The system's not immune of course, but enough people would oppose anything resembling a theocracy that I firmly believe there is no need to worry. Maybe some religious laws passed in the next few years that allow con artists under the guise of religion to take money and invest in some polished tax shelters, but religious liberty is almost certainly not in any real jeopardy.
It really seems like things are starting to snowball in that direction. From the ruling that taxpayer money can now fund religious schools to Kentucky's new law putting the Bible back in school, I really think we are headed to a Baptist theocracy in this country, or at least in the South.
Question is, how far will they go? Will evolution be banned from science classes and be replaced with curriculum written by Ken Ham? Will US History classes be taught with David Barton's curriculum, which teaches that America was founded and built by Baptists and the First Amendment only applies to Protestant Christianity?
Under Trump, the religious right as the most empowered it has been since Jerry Falwell's prime in the 1980s.
I really feel marriage equality isn't long for the world. Roe v Wade could be on its way out as well, or at least there could be some unprecedented restrictions placed on it.
What do you think?
I think we're headed towards some trying times, but do I expect a full blown Iran-style Christian Republic of America? I don't think so. I think the Religious Right is going to make a very strong push but demographics are against them. Go to a church anywhere in America and well over half of the people there will be over 70. Maybe the special Spanish languages masses at Catholic churches will be younger but Hispanics don't vote for the Ted Cruz style Republicans that support creating a Christian theocracy. That said, in the "Bible Belt" and in heavy Republican areas things are going to get really hairy as they get increasingly desperate to maintain power in an America that is becoming less and less White, and more and more secular.
It's going to be a close run thing and a nailbiter for another 15-20 years but White Christian America is done. Trump's election was the swan song.
The ruling didn't say that religious schools could be funded. It said nothing more than how things long have been.
Yeah, the ruling was about letting a church apply for a grant to cover their playground with recycled tires.

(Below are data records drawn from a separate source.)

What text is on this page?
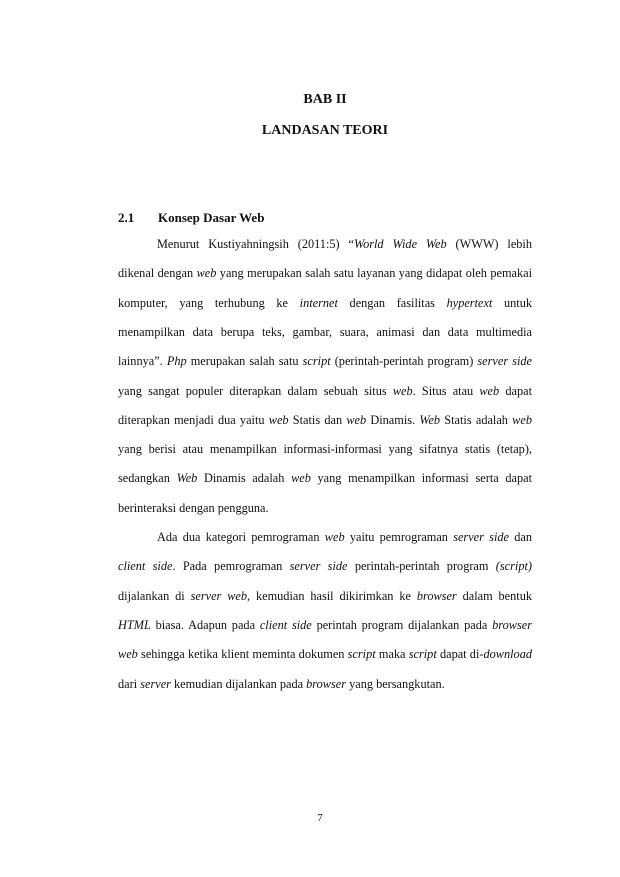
BAB II
LANDASAN TEORI
2.1 Konsep Dasar Web
Menurut Kustiyahningsih (2011:5) “World Wide Web (WWW) lebih
dikenal dengan web yang merupakan salah satu layanan yang didapat oleh pemakai
komputer, yang terhubung ke internet dengan fasilitas hypertext untuk
menampilkan data berupa teks, gambar, suara, animasi dan data multimedia
lainnya”. Php merupakan salah satu script (perintah-perintah program) server side
yang sangat populer diterapkan dalam sebuah situs web. Situs atau web dapat
diterapkan menjadi dua yaitu web Statis dan web Dinamis. Web Statis adalah web
yang berisi atau menampilkan informasi-informasi yang sifatnya statis (tetap),
sedangkan Web Dinamis adalah web yang menampilkan informasi serta dapat
berinteraksi dengan pengguna.
Ada dua kategori pemrograman web yaitu pemrograman server side dan
client side. Pada pemrograman server side perintah-perintah program (script)
dijalankan di server web, kemudian hasil dikirimkan ke browser dalam bentuk
HTML biasa. Adapun pada client side perintah program dijalankan pada browser
web sehingga ketika klient meminta dokumen script maka script dapat di-download
dari server kemudian dijalankan pada browser yang bersangkutan.
7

If you really stretch, you can interpret this ruling as supporting religion. You can also interpret it as the government being interested in protecting the knees of religious kids as well as non-religious kids.
There are plenty of folks who'd like to enshrine their version of jesus as a permanent member of the president's cabinet, and they are certainly feeling their oats right now. But OP, you should know that many christians are not comfortable with that idea. Let alone the rest of us.

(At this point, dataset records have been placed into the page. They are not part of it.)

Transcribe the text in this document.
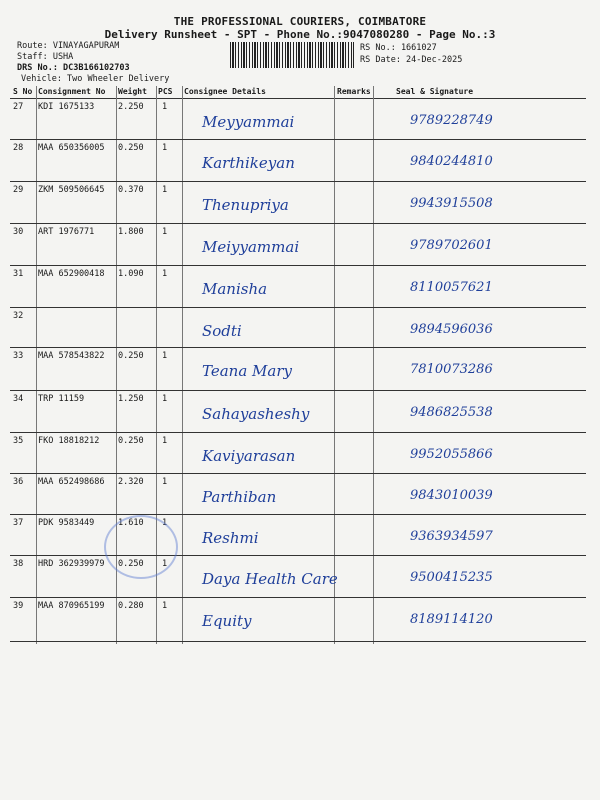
THE PROFESSIONAL COURIERS, COIMBATORE
Delivery Runsheet - SPT - Phone No.:9047080280 - Page No.:3
Route: VINAYAGAPURAM
Staff: USHA
DRS No.: DC3B166102703
Vehicle: Two Wheeler Delivery
RS No.: 1661027
RS Date: 24-Dec-2025
S No Consignment No Weight PCS Consignee Details	Remarks	Seal & Signature
27 KDI 1675133	2.250 1
Meyyammai	9789228749
28 MAA 650356005 0.250 1
Karthikeyan	9840244810
29 ZKM 509506645 0.370 1
Thenupriya	9943915508
30 ART 1976771	1.800 1
Meiyyammai	9789702601
31 MAA 652900418 1.090 1
Manisha	8110057621
32
Sodti	9894596036
33 MAA 578543822 0.250 1
Teana Mary	7810073286
34 TRP 11159	1.250 1
Sahayasheshy	9486825538
35 FKO 18818212 0.250 1
Kaviyarasan	9952055866
36 MAA 652498686 2.320 1
Parthiban	9843010039
37 PDK 9583449	1.610 1
Reshmi	9363934597
38 HRD 362939979 0.250 1
Daya Health Care	9500415235
39 MAA 870965199 0.280 1
Equity	8189114120
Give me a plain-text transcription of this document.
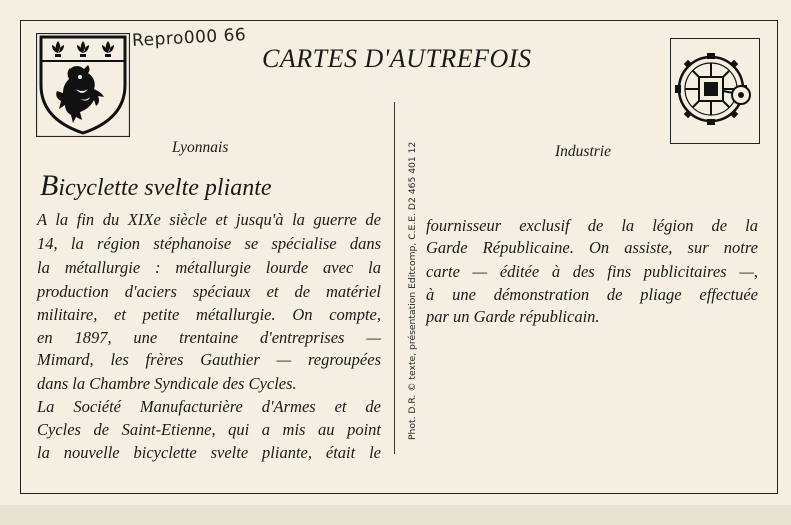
Repro000 66
CARTES D'AUTREFOIS
Lyonnais	Industrie
Phot. D.R. © texte, présentation Editcomp, C.E.E. D2 465 401 12
Bicyclette svelte pliante
A la fin du XIXe siècle et jusqu'à la guerre de
14, la région stéphanoise se spécialise dans
la métallurgie : métallurgie lourde avec la
production d'aciers spéciaux et de matériel
militaire, et petite métallurgie. On compte,
en 1897, une trentaine d'entreprises —
Mimard, les frères Gauthier — regroupées
dans la Chambre Syndicale des Cycles.
La Société Manufacturière d'Armes et de
Cycles de Saint-Etienne, qui a mis au point
la nouvelle bicyclette svelte pliante, était le
fournisseur exclusif de la légion de la
Garde Républicaine. On assiste, sur notre
carte — éditée à des fins publicitaires —,
à une démonstration de pliage effectuée
par un Garde républicain.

I think in the long run the US will remain a secular government. Because, as any member of a religious minority knows, a secular government is a religious person's best bet.

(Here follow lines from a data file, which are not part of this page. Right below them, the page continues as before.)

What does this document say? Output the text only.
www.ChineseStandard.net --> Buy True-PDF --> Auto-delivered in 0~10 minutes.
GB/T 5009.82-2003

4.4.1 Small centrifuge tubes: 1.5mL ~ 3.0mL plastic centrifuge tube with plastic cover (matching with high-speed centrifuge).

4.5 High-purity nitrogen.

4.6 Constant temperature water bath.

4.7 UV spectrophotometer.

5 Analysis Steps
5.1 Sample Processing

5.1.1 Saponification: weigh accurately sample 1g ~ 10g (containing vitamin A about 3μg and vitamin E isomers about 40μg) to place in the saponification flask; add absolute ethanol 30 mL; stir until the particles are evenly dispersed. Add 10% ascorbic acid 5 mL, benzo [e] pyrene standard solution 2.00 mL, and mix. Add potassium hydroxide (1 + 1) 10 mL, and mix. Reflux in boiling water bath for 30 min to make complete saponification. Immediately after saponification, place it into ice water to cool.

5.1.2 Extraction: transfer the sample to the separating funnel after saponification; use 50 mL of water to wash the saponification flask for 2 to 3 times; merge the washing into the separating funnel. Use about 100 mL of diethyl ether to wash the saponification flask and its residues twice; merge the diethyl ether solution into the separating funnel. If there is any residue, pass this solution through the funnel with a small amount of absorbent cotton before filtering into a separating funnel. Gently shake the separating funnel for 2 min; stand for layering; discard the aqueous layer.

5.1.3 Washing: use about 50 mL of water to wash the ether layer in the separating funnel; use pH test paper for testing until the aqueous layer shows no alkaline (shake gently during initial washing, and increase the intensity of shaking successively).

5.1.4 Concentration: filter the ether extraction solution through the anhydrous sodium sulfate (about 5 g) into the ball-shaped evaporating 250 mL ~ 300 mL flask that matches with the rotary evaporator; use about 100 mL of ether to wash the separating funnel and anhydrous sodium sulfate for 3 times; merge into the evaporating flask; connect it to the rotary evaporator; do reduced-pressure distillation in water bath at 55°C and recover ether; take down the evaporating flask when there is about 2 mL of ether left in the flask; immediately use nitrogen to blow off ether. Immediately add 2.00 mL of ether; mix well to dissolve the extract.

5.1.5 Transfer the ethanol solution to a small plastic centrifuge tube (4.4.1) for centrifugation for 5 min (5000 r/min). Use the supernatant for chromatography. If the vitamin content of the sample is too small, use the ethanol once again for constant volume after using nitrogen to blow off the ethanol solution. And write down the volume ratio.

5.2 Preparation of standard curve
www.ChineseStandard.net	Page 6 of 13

We do have a theocracy, its called collectivism, the religion that believes that real human beings must be subjugated for the sake of the fictional collective. The religion of State.
Actually, pastors, priests, rabbis, imams, et cetera, of bona fide church organizations (including Jewish synagogues, Muslim mosques, and such) have always been tax exempt and fully able to preach all the politics they want without ever having to apply for non-profit tax exemption. Bona fide churches have never actually had to apply for tax exemption--their tax exempt status predates the Constitution itself. They just have to look and act enough like a conventional church to win the legal case if the IRS ever claimed they weren't really a "church."
Non-profit tax exemption allows religious organizations that wouldn't win a court case proving them to be a bona fide church to be exempt from taxes, and under the Johnson Amendment in that case they must also refrain from explicit political activities.
So this recent move does not give new permission for bona fide churches to practice politics--they've always had that liberty.
It gives "church-ish" non-profits the ability to practice politics.
The fundamentalist Baptists' end-game is a world where women are forced to stay in the home, cannot work outside of special circumstances, cannot use birth control, and must have a "quiverfull" of children.
They don't want abortions but they don't want to fund someone's else life choices and they don't want birth control, well they are going to start humping furniture because there's no way they will be able to have sex.